The red palm weevil (Rhynchophorus ferrugineus) is a curculionids beetle, a native of Southeast Asia. Since the early 80s and in some 10 years, it has invaded much of the palm trees on the Arabian peninsula, where there are numerous date palms, Phoenix Dactilifera. The jump to Europe has come with the massive importation of palm trees from Egypt; it was found for the first time in the province of Malaga in 1994. The Spanish authorities have intervened to try to eliminate the parasite, but apparently with little success.
The adult red beetles are reddish, 2.5 to 3 cm long. The female may deposit 200 to 350 eggs around cracks in the trunk or at the base of the leaves by digging tunnels within. Cuts in the branches result in a sap, which attracts the female; as a result it is best to prune only in winter.

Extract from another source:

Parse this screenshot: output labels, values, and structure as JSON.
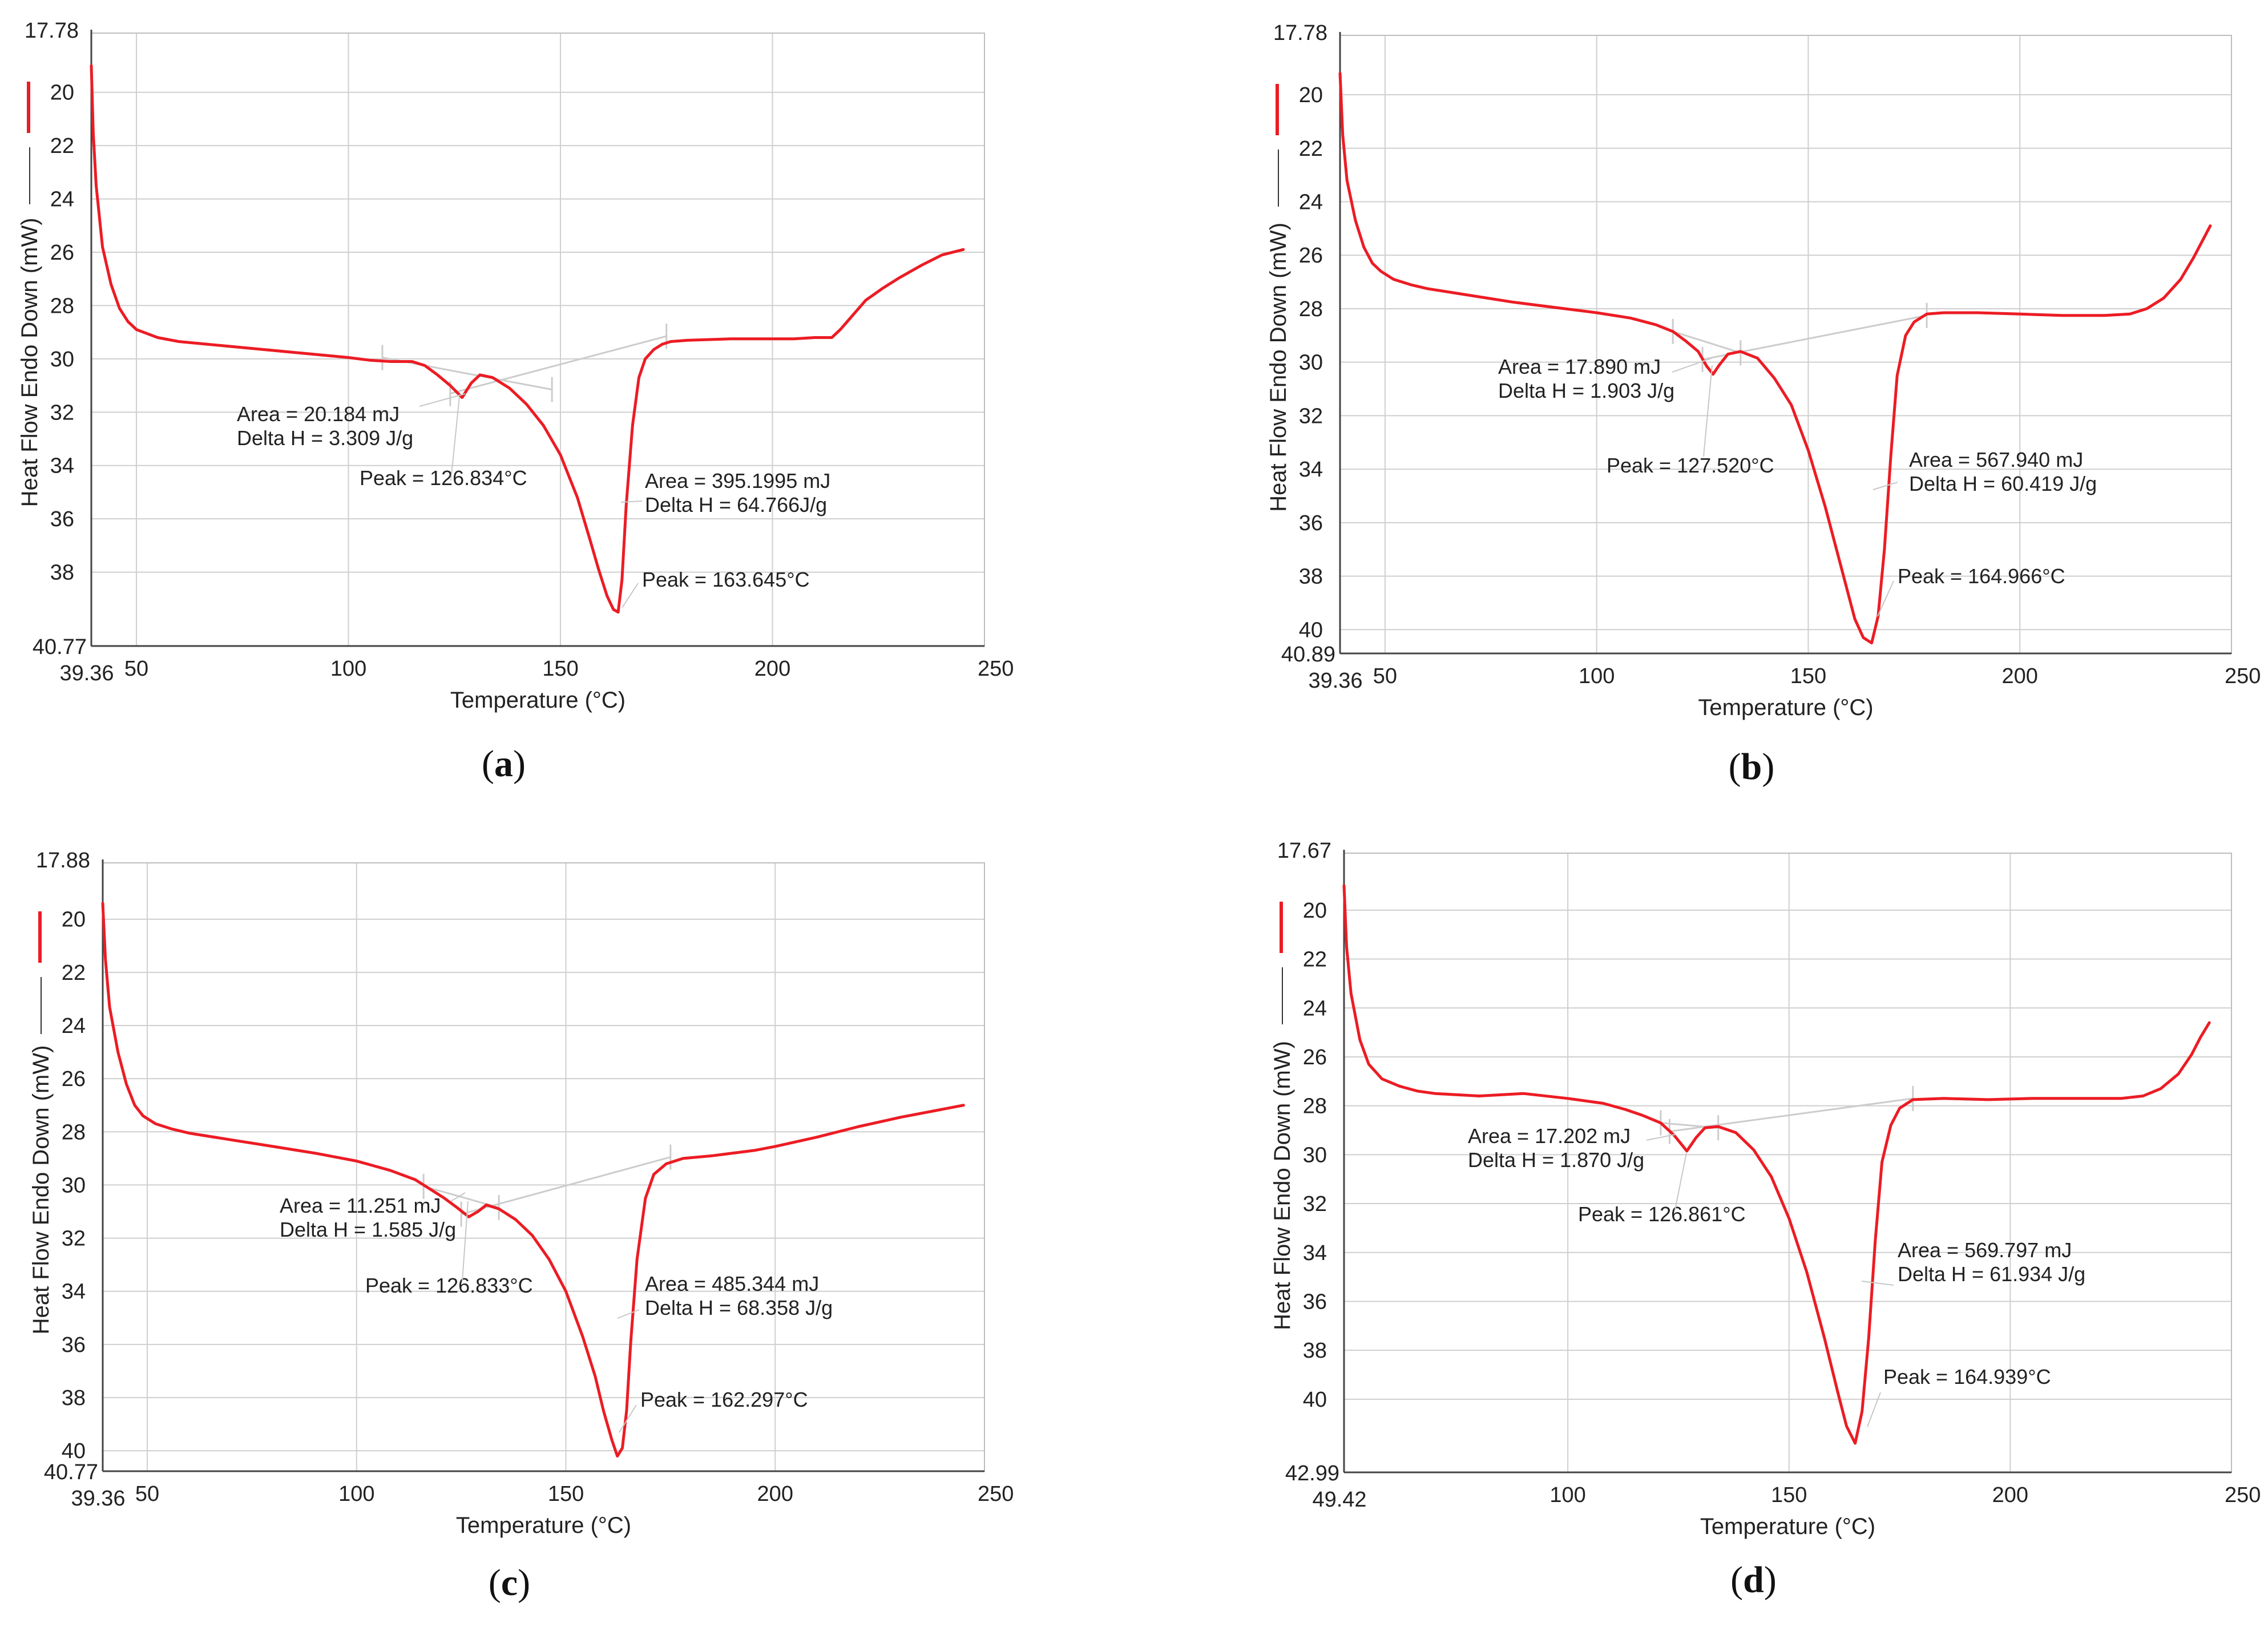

Once the larvae are born, they will begin to burrow into the soft heart of the palm tree, and each one will burrow about a one meter long tunnel. All these tunnels will reduce the amount of water the tree can take up, resulting in the palm tree eventually dieing. The adult Red Weevils grow to be about 3-5 centimeters long. If the Red Weevil is discovered before the leaves of a palm tree begin to wilt through lack of water due to an infestation, then the tree could be saved, and if you put you ear to an infested tree, you should be able to hear the red weevil larvae, tunneling.
The red beetle attack in general is followed by the death of the tree, as by three generations they reach the inside of the palm. A small proportion of adult beetles will leave the tree to find other trees to colonize; but the vast majority stay put until the tree is destroyed and completely dead.
To date, there is no way of detecting the parasite early, which presents a serious obstacle to the adoption of measures to fight the beetles and prevent the full grown palm trees from being infected; So preventive treatments are recommended to stop this dangerous beetle attacking in the first place.
In fact there are not two insecticides, but three, but one of them is 45% Phosmet and authorized only for professional use in palm nurseries and should not be applied in either private or public gardens because of its high toxicity.
Of the two authorized insecticides, one is a chemical, imidacloprid and the other biological, namely Nematodes Entomopatógenos.
The time of treatment is directly related to the insect's activity. In the coldest months (December, January and February) there are virtually no flights of adult and more treatments can be applied. The insect begins its activity in March-April and the population is at its highest between June and November.